Lo spostamento in  massa dei civili di Gaza da parte di “Israele” viola il diritto internazionale.

Il report prosegue affermando che le leggi sulla guerra armata nei territori occupati consentono lo sfollamento di civili solo in circostanze eccezionali, come per ragioni militari perentorie o per proteggere la sicurezza della popolazione. Queste leggi richiedono anche adeguate garanzie e sistemazioni consone per i civili sfollati con la forza.

I dirigenti israeliani sostengono che lo spostamento forzato di civili è legittimo, sostenendo la presenza di gruppi della Resistenza Palestinese che operano in aree civili e affermando che le evacuazioni militari mirano a colpire questi gruppi riducendo al minimo i danni ai civili. Tuttavia, la ricerca di HRW smentisce ampiamente questa affermazione.

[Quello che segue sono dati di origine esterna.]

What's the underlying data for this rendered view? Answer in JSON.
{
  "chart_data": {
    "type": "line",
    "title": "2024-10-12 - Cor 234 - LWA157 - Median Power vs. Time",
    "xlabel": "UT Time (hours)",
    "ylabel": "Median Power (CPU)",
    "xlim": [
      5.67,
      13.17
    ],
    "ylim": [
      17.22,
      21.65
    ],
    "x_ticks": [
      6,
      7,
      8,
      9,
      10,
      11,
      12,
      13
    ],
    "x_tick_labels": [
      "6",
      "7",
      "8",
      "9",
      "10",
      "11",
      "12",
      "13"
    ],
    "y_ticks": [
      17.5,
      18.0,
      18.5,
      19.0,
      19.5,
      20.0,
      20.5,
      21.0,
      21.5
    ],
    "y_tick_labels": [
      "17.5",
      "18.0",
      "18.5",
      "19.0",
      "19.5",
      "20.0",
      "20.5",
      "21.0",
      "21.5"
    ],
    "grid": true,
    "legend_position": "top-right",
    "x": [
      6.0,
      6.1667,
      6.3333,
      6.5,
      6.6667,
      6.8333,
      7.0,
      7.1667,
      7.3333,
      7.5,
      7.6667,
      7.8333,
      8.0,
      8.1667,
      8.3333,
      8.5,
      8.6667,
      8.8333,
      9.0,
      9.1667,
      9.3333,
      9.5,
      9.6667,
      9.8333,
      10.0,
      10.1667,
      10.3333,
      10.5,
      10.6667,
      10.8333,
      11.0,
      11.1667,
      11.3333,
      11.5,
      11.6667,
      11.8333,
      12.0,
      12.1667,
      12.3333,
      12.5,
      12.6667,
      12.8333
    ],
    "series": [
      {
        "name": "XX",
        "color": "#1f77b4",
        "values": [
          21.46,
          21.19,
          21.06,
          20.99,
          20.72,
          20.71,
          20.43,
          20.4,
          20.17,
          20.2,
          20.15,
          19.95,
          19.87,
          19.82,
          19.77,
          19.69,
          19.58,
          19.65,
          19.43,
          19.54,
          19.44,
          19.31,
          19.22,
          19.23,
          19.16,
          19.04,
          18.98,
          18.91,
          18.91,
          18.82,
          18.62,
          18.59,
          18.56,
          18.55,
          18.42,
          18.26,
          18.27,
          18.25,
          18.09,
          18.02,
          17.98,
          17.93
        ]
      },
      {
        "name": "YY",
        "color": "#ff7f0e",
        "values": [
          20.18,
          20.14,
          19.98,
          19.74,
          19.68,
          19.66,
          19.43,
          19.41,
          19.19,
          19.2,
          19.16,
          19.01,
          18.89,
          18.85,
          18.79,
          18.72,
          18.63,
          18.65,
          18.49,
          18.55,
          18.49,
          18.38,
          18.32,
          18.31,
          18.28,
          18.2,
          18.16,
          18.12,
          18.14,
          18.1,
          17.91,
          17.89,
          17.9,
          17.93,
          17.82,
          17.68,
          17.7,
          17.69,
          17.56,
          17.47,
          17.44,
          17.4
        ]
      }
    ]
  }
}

HRW ha scoperto che non vi è alcuna legittima necessità militare per giustificare lo spostamento di massa di quasi tutta la popolazione di Gaza, spesso più volte. Il processo di evacuazione ha inflitto danni significativi ai civili e ha diffuso principalmente paura e incertezza. Invece di garantire sicurezza per gli sfollati, le forze israeliane hanno ripetutamente attaccato i percorsi designati di evacuazione e le cosiddette zone sicure.